Thursday, March 19, 2009

why I can't write fiction

I was talking to someone recently about why I don't write fiction even though narrative always seems to be something I'm striving for (or running away from) in my work. It's partly an endurance thing. Probably I'm sort of just lazy, the thought of writing that many words seems sort of exhausting. Or maybe not even the writing of them, but having to maintain control over that many words makes me nervous. Poems have to be so tight there's no room for things to go awry (though things occasionally do but I'm better at controlling them these days and knowing when NOT to control them). But in a short story, or god forbid a novel, there's all sorts of room for chaos, anarchy. Things that don't belong. Redundancy. Triteness or cliche. God forbid, predictability.

While one of the coolest things about poetry for me is the ability to twist language in all sorts of ways, fiction depends far too much on meaning, on conveyance, to allow too much twisting or prodding before you lose your reader. Even in my own reading exploits, the point from which I enter a piece of fiction is entirely different from the state of mind in which I enter a poem. Anything can happen in a poem, jumps of logic, of image, of meaning, and I'm totally along for the ride. The same things that work for me in a poem probably just give me a headache in fiction. Poetry allows for a certain scattershot approch that I wouldn't allow in fictions point A to point B approach.

There are of course exceptions, and I've gotten very adept at reading more hybrid poetry/prose based works (and even my new longer project is something of the sort..moreso a novel in short prose poems--if that makes sense), but things like this (I'm thing Selah Saterstrom as a good example in particular) force me to put on my poetry specs and read accordingly. Maybe it's just that I like my fiction to be easy and straightforward (and apparently sometimes a little trashy).

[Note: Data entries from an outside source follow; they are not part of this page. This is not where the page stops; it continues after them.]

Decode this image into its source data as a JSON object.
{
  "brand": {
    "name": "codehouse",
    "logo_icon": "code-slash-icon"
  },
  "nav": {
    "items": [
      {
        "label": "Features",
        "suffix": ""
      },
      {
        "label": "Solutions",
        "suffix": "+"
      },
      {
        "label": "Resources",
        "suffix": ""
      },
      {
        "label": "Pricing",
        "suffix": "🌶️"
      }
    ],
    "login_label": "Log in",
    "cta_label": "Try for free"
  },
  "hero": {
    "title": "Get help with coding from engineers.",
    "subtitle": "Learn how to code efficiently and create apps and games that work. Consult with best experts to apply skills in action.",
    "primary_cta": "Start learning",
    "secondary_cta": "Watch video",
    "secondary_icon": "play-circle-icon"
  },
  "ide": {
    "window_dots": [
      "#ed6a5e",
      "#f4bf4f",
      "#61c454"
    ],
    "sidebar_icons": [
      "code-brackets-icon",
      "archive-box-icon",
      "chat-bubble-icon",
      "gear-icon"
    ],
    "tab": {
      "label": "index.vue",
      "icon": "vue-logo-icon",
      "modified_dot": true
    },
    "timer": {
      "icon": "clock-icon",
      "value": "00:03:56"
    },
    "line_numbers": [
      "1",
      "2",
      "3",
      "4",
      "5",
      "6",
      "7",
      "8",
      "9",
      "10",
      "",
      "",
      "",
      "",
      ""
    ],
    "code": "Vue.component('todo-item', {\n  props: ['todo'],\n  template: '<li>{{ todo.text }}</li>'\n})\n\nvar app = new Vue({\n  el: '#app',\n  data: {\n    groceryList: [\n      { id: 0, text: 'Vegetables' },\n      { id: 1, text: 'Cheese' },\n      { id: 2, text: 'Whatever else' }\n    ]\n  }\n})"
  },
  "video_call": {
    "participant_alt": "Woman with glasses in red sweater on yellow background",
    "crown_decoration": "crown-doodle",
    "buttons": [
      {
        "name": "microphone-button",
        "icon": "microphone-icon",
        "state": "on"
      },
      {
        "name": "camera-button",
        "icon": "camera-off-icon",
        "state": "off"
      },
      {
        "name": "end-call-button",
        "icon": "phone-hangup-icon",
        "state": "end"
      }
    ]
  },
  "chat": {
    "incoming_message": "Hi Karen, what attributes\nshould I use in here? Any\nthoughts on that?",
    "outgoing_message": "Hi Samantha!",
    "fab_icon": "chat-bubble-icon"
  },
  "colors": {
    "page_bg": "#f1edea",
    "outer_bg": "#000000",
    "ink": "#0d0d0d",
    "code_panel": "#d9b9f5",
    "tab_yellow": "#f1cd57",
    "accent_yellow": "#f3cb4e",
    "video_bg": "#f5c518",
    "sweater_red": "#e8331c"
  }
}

And I did once try writing fiction, but I found myself two wrapped up in the single sentence, the single line. I had, as my undergrad fiction writing instructor said, a serious case of Faulkner-itis--long rambling sentences in which you found yourself lost in and unable to glean meaning. Very bad, unless you are, of course William Faulkner..(who I still harbor a love of to this day.) He said he was sure I was a closet poet masquerading as a fiction writer. I thought he was an asshole. In the end, not a terribly productive semester, but it did swear me off writing fiction, for a while anyway. After I finished grad school the first time around, was jobless, and wallowing in self pity, I breifly tried my hand at it again, but really only because there was a possibility that it would actually earn me some money where poetry did not. I filled about four notebooks by hand with vapid short stories that summer, but it was very lackluster and half-hearted. It was almost a relief to give it up and go back to doing what I wanted to do.

Still there is the problem of narrative. The story. It's always there, even in the shortest of poems, though as a poet, I can choose how much to reveal. And maybe this is also true of fiction, though the aperture is just much bigger, what they tell vs. what they don't tell. In that way, maybe poetry is a bit more like playwrighting, how we know what happens onstage and off..

1 comment:

kirsten said...

i think it would be extremely interesting to see you write a novel-length story in vignettes. they're short enough to be hybrid prose/poetry, but the whole work tells a story. something a little more like the architect's daughter.